Doing their good works in health, literacy, empowerment and much else, Dan and Seija raised three daughters through peace and ghastly wars—through Russian and Taliban regimes, and then through the American military and international NGO years. They survived because they always built deep networks of community and solidarity, buoyed by Dan’s fluency in local languages. The stories about Dan are legend and filled with his characteristic ways of inciting hope and hijinks around him. He always seemed ready to find the world wondrous, fun, lots of hard work, and tragic—all at once. I believe that much of this flowed directly from his religious faith, his tenacity and toughness in grappling with adversity, his mix of hope and realism with joy-in-life.
My heart was shrouded in sadness in the weeks since his death. But, was I offended when Afghan Muslims sent condolences or held a memorial Iftar, where Muslims and Christians grieved and prayed together for him, in the beautiful gardens of Babur, the sixteenth century Mughul (and Muslim) ruler? No, I wasn’t, though nearby me here in the United States, Rudy Guiliani, Sarah Palin and other Far Right celebrities say that they are “offended” by the idea of Muslims praying so close to Ground Zero.

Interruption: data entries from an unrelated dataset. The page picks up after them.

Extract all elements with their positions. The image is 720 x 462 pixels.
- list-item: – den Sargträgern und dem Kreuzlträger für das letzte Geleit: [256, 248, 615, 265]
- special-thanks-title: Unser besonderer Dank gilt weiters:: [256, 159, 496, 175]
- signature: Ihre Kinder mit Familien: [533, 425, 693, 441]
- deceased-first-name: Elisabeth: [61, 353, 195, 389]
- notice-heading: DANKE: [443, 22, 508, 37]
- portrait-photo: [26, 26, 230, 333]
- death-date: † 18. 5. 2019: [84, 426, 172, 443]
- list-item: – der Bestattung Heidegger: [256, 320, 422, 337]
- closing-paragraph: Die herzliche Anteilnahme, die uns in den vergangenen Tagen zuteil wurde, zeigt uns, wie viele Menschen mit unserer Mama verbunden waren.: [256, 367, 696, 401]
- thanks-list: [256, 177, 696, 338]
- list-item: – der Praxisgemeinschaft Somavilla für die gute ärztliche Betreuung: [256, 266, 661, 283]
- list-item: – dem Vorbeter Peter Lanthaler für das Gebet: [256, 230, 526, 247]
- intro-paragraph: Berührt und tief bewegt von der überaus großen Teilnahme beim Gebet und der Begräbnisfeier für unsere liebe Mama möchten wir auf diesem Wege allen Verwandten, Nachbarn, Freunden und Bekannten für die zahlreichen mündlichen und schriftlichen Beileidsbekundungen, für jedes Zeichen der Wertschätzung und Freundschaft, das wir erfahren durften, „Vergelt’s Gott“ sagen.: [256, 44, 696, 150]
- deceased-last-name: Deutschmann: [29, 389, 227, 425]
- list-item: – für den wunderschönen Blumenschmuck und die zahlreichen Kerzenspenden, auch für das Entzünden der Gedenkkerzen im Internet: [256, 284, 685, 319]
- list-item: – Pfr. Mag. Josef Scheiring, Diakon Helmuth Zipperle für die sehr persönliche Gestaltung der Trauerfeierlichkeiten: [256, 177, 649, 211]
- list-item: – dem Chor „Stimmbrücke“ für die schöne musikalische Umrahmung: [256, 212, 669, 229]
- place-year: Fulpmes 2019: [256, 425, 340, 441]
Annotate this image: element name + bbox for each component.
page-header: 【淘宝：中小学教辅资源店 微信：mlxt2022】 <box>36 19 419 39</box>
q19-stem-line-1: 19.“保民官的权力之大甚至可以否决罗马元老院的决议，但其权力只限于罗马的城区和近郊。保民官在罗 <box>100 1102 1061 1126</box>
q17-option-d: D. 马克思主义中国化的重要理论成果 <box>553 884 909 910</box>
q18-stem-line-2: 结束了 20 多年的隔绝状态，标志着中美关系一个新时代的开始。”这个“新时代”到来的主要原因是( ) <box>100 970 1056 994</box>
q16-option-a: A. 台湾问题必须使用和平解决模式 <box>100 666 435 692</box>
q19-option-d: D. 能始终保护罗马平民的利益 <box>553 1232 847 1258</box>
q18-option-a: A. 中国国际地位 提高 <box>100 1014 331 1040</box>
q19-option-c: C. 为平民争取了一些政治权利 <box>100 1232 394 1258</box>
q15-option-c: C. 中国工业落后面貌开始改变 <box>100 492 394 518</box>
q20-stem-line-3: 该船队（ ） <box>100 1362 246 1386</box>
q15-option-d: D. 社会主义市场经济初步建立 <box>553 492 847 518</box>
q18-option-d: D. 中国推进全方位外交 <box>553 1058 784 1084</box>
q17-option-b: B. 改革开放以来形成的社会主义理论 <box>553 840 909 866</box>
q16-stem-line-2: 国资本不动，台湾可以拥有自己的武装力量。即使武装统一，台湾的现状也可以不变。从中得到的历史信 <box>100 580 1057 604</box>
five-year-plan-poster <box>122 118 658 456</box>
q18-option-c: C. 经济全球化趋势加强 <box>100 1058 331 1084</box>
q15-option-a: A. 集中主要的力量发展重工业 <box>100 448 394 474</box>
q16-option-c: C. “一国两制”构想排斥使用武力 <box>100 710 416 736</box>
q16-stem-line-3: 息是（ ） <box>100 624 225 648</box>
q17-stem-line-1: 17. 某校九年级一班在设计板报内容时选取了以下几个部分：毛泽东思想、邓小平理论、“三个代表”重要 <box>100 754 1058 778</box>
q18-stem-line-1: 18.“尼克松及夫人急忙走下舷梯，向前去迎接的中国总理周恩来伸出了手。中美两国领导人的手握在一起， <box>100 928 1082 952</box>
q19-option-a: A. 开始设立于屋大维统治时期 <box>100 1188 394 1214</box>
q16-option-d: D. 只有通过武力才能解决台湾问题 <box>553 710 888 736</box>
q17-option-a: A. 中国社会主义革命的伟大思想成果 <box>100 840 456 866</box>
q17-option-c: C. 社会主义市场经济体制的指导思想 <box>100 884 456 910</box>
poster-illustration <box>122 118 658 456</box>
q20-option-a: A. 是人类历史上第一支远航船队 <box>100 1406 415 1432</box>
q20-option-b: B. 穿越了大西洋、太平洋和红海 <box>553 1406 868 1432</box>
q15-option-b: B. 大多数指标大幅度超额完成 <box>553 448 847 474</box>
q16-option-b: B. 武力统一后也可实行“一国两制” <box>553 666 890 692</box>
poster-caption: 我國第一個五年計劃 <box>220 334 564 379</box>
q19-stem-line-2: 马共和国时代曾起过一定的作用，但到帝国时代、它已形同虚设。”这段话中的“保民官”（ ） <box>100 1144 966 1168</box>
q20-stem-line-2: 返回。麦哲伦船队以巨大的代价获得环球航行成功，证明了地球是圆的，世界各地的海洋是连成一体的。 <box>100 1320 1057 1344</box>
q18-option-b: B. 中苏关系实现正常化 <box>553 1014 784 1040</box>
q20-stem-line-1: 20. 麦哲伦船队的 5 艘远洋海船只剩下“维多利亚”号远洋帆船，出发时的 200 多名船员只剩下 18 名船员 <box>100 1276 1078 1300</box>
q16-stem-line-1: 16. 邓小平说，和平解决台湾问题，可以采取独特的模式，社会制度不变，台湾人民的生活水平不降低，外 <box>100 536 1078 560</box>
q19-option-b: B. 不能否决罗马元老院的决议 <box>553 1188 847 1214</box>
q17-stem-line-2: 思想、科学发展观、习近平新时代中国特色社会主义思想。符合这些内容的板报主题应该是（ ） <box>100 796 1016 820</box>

For me, it is a healing consolation that we can grieve together across the divides of religion! To me, this seems a springing up of hope and new possibility. Dan Terry loved the Afghan people and believed, as he said, that “with any conflict can only come more and more conflict, or a real resolution to the problem. So, it is in the places of greatest conflict where there is hope for the greatest resolution.”
Dan often said, “We are all knotted together in the same carpet.” This dynamic sense of human solidarity, open and creative, seems much closer to the founding vision of America—as a civic “We the People”—than nervous, chest-beating and belligerant pseudo-conservatisms telling us to fear Muslim projects in Manhattan.
Betsy Taylor is co-author (with Herbert Reid) of Recovering the Commons: Democracy, Place and Global Justice. She can be reached at blog.betsy.taylor@gmail.com
Beth Connors-Manke
Betsy:
I was moved by this piece, especially the nobility and humanity you describe in Dan Terry. I also loved that you brought in Arendt–you first introduced her to me in ST 500, years back now, and I am still grateful for that. Arendt, as you describe here, envisions ways to allow for our differences while we choose to act for a shared and sustainable reality. So very important for us politically and personally. Thanks for the article.